A stock option is a contract between a company and its investors that gives them the right to buy or sell underlying stocks at a preset price within a specific time period. Just like ordinary stocks of a company, its stock options are also available for trade on stock exchanges. These options may come at a higher or lower price depending on when they were listed originally. In addition to stock options traded on the stock market, companies may also issue stock options to their employees. Employee stock options allow the employees of a company the right to purchase shares at a predetermined rate and period of time.

The price of a stock option is directly related to the price of the underlying stock. If the price of the stock fluctuates, the option will also change accordingly. Similarly, stock options can have other characteristics too. Stock options come in two types, calls and puts. A call option allows the investor to buy shares at a set price within a predetermined time. On the other hand, a put option allows the investor to sell shares at a predetermined rate within a predetermined time.

Stock options also have a strike price, which is the price at which investors can exercise the stock option. Likewise, stock options also have a premium, which represents the profit for the company selling the option. The premium depends on the price the buyer pays for the option. Usually, it will also depend on the price of the underlying stock in the market.

Stock options also have a grant date, a vesting date and an exercise date. The grant date is the date on which the company grants these options. The vesting date is the date on which the buyer obtains the right to exercise the option. The period between the grant date and the vesting date is known as the vesting period. Lastly, the exercise date is the date on which the buyer exercises the option and buys the underlying shares.

Accounting Treatment

The accounting treatment for stock options depends on the different dates related to them. First of all, when a company grants stock options to investors or employees, it does not require any accounting treatment. That is because, at the grant date, the stock options do not have any effect on the company.

As mentioned above, the period after the grant date but before vesting date is known as the vesting period. The vesting period of a stock option may span over several years. Therefore, at the end of each accounting period, the company must estimate the fair value of the number of equity instruments expected to vest through stock options. Once the company determines the fair value, it can expense it out as follows:

Dr Compensation Expense/Asset

Cr Equity (Stock options)

On the exercise date, when the buyer buys the shares, the company will record the payment as follows.

Dr Cash

Dr Equity (Stock options)

Cr Equity (Share Capital)

Cr Equity (Share premium)

In the above accounting treatment, the company reverses the equity recognized as stock options and recognizes share capital and share premium, if any.

Valuing Stock Options

There are different models for valuing options. The earliest model is called the Black-Scholes option pricing model which provides an analytical, closed-form formula for valuing a European option.

Binomial option model is used to value American style options. The model relies on the assumption that for the next time period, a stock can move up, or down with certain probabilities. The major advantage of the binomial model is that it’s relatively simple.
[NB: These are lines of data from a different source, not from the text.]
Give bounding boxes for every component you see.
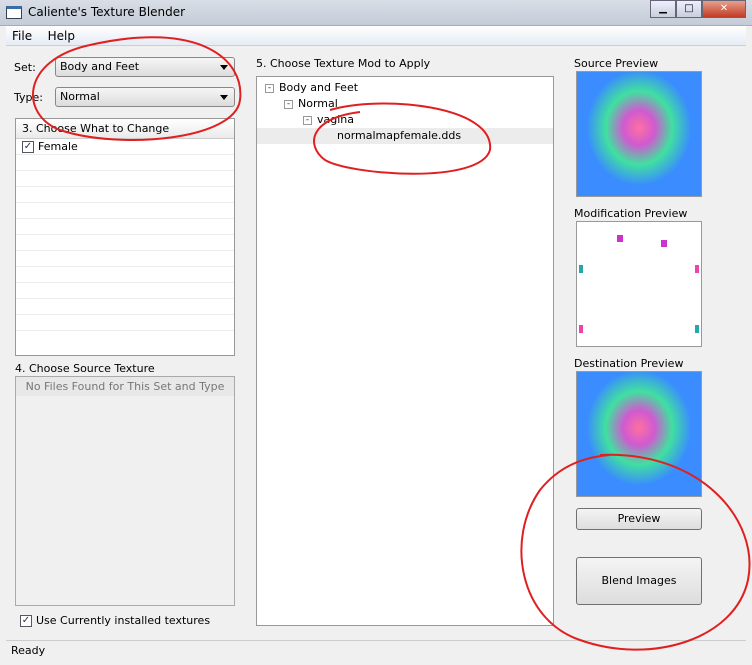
item-label: Female <box>38 140 78 153</box>
app-icon <box>6 6 22 19</box>
window-title: Caliente's Texture Blender <box>28 5 186 19</box>
source-texture-list[interactable]: No Files Found for This Set and Type <box>15 376 235 606</box>
collapse-icon[interactable]: - <box>284 99 293 109</box>
modification-preview-label: Modification Preview <box>574 207 688 220</box>
use-installed-label: Use Currently installed textures <box>36 614 211 627</box>
collapse-icon[interactable]: - <box>265 83 274 93</box>
menu-help[interactable]: Help <box>42 26 81 46</box>
node-label: Normal <box>298 97 338 110</box>
collapse-icon[interactable]: - <box>303 115 312 125</box>
list-item[interactable]: ✓ Female <box>16 139 234 155</box>
use-installed-checkbox[interactable]: ✓ <box>20 614 32 627</box>
mod-label: 5. Choose Texture Mod to Apply <box>256 57 431 70</box>
female-checkbox[interactable]: ✓ <box>22 140 34 153</box>
destination-preview-image <box>576 371 702 497</box>
close-button[interactable]: ✕ <box>702 0 746 18</box>
chevron-down-icon <box>220 65 228 70</box>
tree-node-selected[interactable]: normalmapfemale.dds <box>257 128 553 144</box>
tree-node[interactable]: - Body and Feet <box>257 80 553 96</box>
set-dropdown[interactable]: Body and Feet <box>55 57 235 77</box>
blend-images-button[interactable]: Blend Images <box>576 557 702 605</box>
title-bar: Caliente's Texture Blender ▁ □ ✕ <box>0 0 752 26</box>
type-dropdown[interactable]: Normal <box>55 87 235 107</box>
empty-message: No Files Found for This Set and Type <box>16 377 234 396</box>
source-preview-image <box>576 71 702 197</box>
status-bar: Ready <box>6 640 746 659</box>
set-label: Set: <box>14 61 36 74</box>
use-installed-option[interactable]: ✓ Use Currently installed textures <box>20 614 210 627</box>
maximize-button[interactable]: □ <box>676 0 702 18</box>
node-label: vagina <box>317 113 355 126</box>
source-preview-label: Source Preview <box>574 57 659 70</box>
set-value: Body and Feet <box>60 60 140 73</box>
minimize-button[interactable]: ▁ <box>650 0 676 18</box>
chevron-down-icon <box>220 95 228 100</box>
type-value: Normal <box>60 90 100 103</box>
source-texture-label: 4. Choose Source Texture <box>15 362 155 375</box>
menu-file[interactable]: File <box>6 26 38 46</box>
change-list[interactable]: 3. Choose What to Change ✓ Female <box>15 118 235 356</box>
modification-preview-image <box>576 221 702 347</box>
menu-bar: File Help <box>6 26 746 46</box>
tree-node[interactable]: - vagina <box>257 112 553 128</box>
node-label: normalmapfemale.dds <box>337 129 462 142</box>
tree-node[interactable]: - Normal <box>257 96 553 112</box>
change-header: 3. Choose What to Change <box>16 119 234 139</box>
destination-preview-label: Destination Preview <box>574 357 684 370</box>
type-label: Type: <box>14 91 43 104</box>
node-label: Body and Feet <box>279 81 359 94</box>
status-text: Ready <box>11 644 46 657</box>
mod-tree[interactable]: - Body and Feet - Normal - vagina normalmap… <box>256 76 554 626</box>
preview-button[interactable]: Preview <box>576 508 702 530</box>
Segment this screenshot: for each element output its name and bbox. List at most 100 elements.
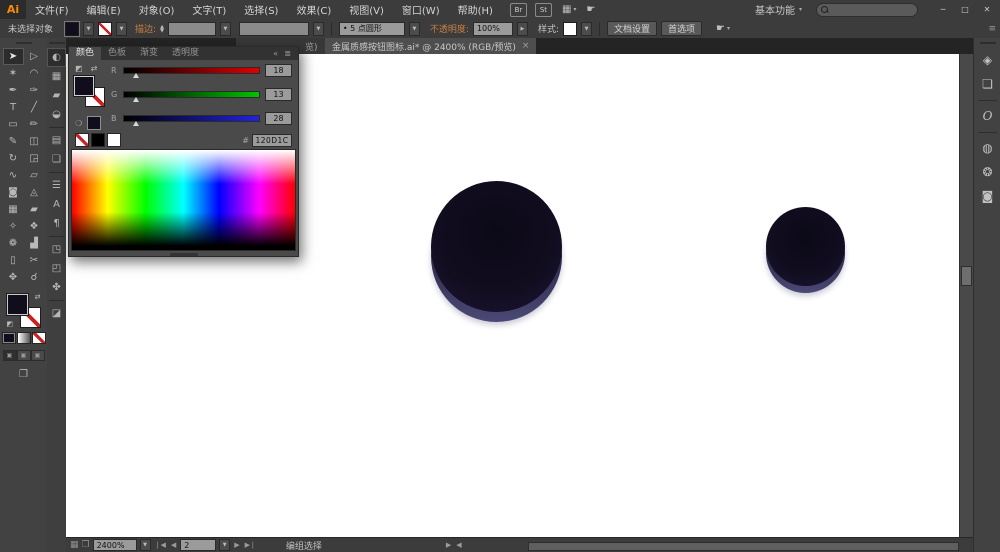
- document-setup-button[interactable]: 文档设置: [607, 21, 657, 36]
- zoom-level-field[interactable]: 2400%: [93, 539, 137, 551]
- draw-normal-button[interactable]: ▣: [3, 350, 17, 361]
- dock-color[interactable]: ◐: [47, 48, 66, 67]
- selection-tool[interactable]: ➤: [3, 48, 24, 65]
- search-box[interactable]: [816, 3, 918, 17]
- horizontal-scrollbar[interactable]: [468, 541, 967, 550]
- shape-builder-tool[interactable]: ◙: [3, 184, 24, 201]
- rectangle-tool[interactable]: ▭: [3, 116, 24, 133]
- none-swatch[interactable]: [75, 133, 89, 147]
- opacity-dropdown[interactable]: ▶: [517, 22, 528, 36]
- swap-fill-stroke-icon[interactable]: ⇄: [35, 294, 41, 301]
- magic-wand-tool[interactable]: ✶: [3, 65, 24, 82]
- panel-brushes[interactable]: ◍: [974, 136, 1000, 160]
- panel-tab[interactable]: 色板: [101, 47, 133, 60]
- paintbrush-tool[interactable]: ✏: [24, 116, 45, 133]
- tab-close-icon[interactable]: ×: [522, 41, 530, 51]
- scroll-right-arrow-icon[interactable]: ▶: [445, 541, 452, 549]
- width-tool[interactable]: ∿: [3, 167, 24, 184]
- artboard-number-field[interactable]: 2: [180, 539, 216, 551]
- panel-transform[interactable]: ◙: [974, 184, 1000, 208]
- blue-slider[interactable]: [123, 115, 260, 122]
- style-dropdown[interactable]: ▼: [581, 22, 592, 36]
- direct-selection-tool[interactable]: ▷: [24, 48, 45, 65]
- stroke-dropdown-button[interactable]: ▼: [116, 22, 127, 36]
- left-dock-drag-handle[interactable]: [49, 42, 65, 44]
- close-button[interactable]: ✕: [976, 2, 998, 17]
- artboard-tool[interactable]: ▯: [3, 252, 24, 269]
- panel-tab[interactable]: 透明度: [165, 47, 206, 60]
- stroke-weight-dropdown[interactable]: ▼: [220, 22, 231, 36]
- mesh-tool[interactable]: ▦: [3, 201, 24, 218]
- panel-menu-icon[interactable]: ≣: [284, 47, 296, 60]
- default-fill-stroke-icon[interactable]: ◩: [7, 321, 14, 328]
- style-swatch[interactable]: [563, 22, 577, 36]
- gradient-button[interactable]: [17, 332, 31, 344]
- dock-layers[interactable]: ❏: [47, 150, 66, 169]
- default-colors-icon[interactable]: ◩: [75, 64, 83, 73]
- menu-item[interactable]: 文件(F): [26, 2, 78, 17]
- preferences-button[interactable]: 首选项: [661, 21, 702, 36]
- hex-value-field[interactable]: 120D1C: [252, 134, 292, 147]
- panel-fill-stroke-proxy[interactable]: [74, 76, 106, 108]
- eraser-tool[interactable]: ◫: [24, 133, 45, 150]
- dock-flattener-preview[interactable]: ◪: [47, 304, 66, 323]
- zoom-tool[interactable]: ☌: [24, 269, 45, 286]
- panel-fill-swatch[interactable]: [74, 76, 94, 96]
- menu-item[interactable]: 效果(C): [287, 2, 340, 17]
- pen-tool[interactable]: ✒: [3, 82, 24, 99]
- dock-gradient[interactable]: ▰: [47, 86, 66, 105]
- scale-tool[interactable]: ◲: [24, 150, 45, 167]
- hand-tool[interactable]: ✥: [3, 269, 24, 286]
- green-slider[interactable]: [123, 91, 260, 98]
- search-input[interactable]: [831, 4, 913, 15]
- brush-definition-field[interactable]: [239, 22, 309, 36]
- green-value-field[interactable]: 13: [265, 88, 292, 101]
- column-graph-tool[interactable]: ▟: [24, 235, 45, 252]
- first-artboard-button[interactable]: ❘◀: [154, 541, 167, 549]
- variable-width-profile-dropdown[interactable]: ▼: [409, 22, 420, 36]
- zoom-level-dropdown[interactable]: ▼: [140, 539, 151, 551]
- active-color-swatch[interactable]: [87, 116, 101, 130]
- eyedropper-tool[interactable]: ✧: [3, 218, 24, 235]
- none-button[interactable]: [32, 332, 46, 344]
- white-swatch[interactable]: [107, 133, 121, 147]
- dock-appearance[interactable]: ▤: [47, 131, 66, 150]
- add-anchor-point-tool[interactable]: ✑: [24, 82, 45, 99]
- cursor-options-button[interactable]: ☛ ▾: [716, 23, 730, 34]
- green-slider-thumb[interactable]: [133, 97, 139, 102]
- gradient-tool[interactable]: ▰: [24, 201, 45, 218]
- artboard-dropdown[interactable]: ▼: [219, 539, 230, 551]
- dock-stroke[interactable]: ☰: [47, 176, 66, 195]
- bridge-button[interactable]: Br: [510, 3, 527, 17]
- horizontal-scrollbar-thumb[interactable]: [528, 542, 959, 551]
- dock-symbol-libraries[interactable]: ◰: [47, 259, 66, 278]
- rotate-tool[interactable]: ↻: [3, 150, 24, 167]
- panel-appearance[interactable]: O: [974, 104, 1000, 128]
- menu-item[interactable]: 编辑(E): [78, 2, 130, 17]
- red-slider[interactable]: [123, 67, 260, 74]
- draw-inside-button[interactable]: ▣: [31, 350, 45, 361]
- pointer-options-button[interactable]: ☛: [586, 4, 595, 15]
- menu-item[interactable]: 文字(T): [183, 2, 235, 17]
- panel-pathfinder[interactable]: ❏: [974, 72, 1000, 96]
- document-tab-active[interactable]: 金属质感按钮图标.ai* @ 2400% (RGB/预览) ×: [325, 38, 536, 54]
- panel-resize-handle[interactable]: [170, 253, 198, 256]
- blue-value-field[interactable]: 28: [265, 112, 292, 125]
- pencil-tool[interactable]: ✎: [3, 133, 24, 150]
- controlbar-collapse-icon[interactable]: ≡: [988, 24, 1000, 34]
- lasso-tool[interactable]: ◠: [24, 65, 45, 82]
- slice-tool[interactable]: ✂: [24, 252, 45, 269]
- swap-colors-icon[interactable]: ⇄: [91, 64, 98, 73]
- dock-brush-libraries[interactable]: ◳: [47, 240, 66, 259]
- panel-tab[interactable]: 渐变: [133, 47, 165, 60]
- export-icon[interactable]: ❐: [82, 540, 90, 550]
- line-segment-tool[interactable]: ╱: [24, 99, 45, 116]
- variable-width-profile-field[interactable]: • 5 点圆形: [339, 22, 405, 36]
- small-knob-shape[interactable]: [766, 207, 845, 286]
- type-tool[interactable]: T: [3, 99, 24, 116]
- menu-item[interactable]: 帮助(H): [449, 2, 502, 17]
- next-artboard-button[interactable]: ▶: [233, 541, 240, 549]
- draw-behind-button[interactable]: ▣: [17, 350, 31, 361]
- panel-collapse-icon[interactable]: «: [269, 47, 282, 60]
- brush-definition-dropdown[interactable]: ▼: [313, 22, 324, 36]
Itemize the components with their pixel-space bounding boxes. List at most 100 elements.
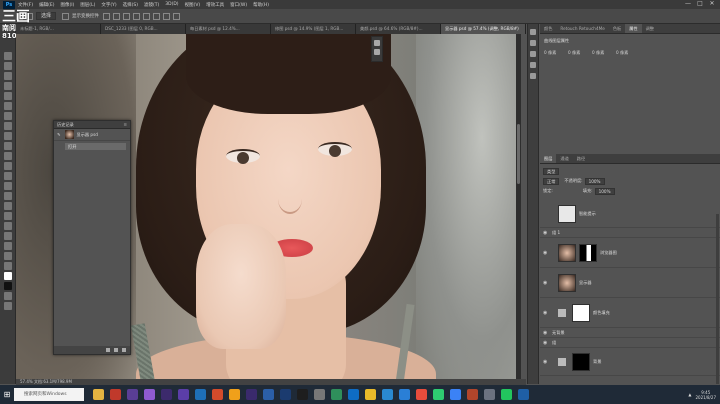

An option can also be valued using Monte Carlo simulation. The simulation is carried out until the options’ maturity. We then apply the terminal payoff functions and calculate the mean values of all the payoffs. Finally, we discount the mean values to the present and thus obtain the option value.


A stock option is an instrument that a company offers to its investors, which gives them the right to buy or sell the stocks of the company at a set price within a specific period of time. The company may also offer stock options to its employees. The accounting treatment of stock options depends on the vesting period and exercise date of the option.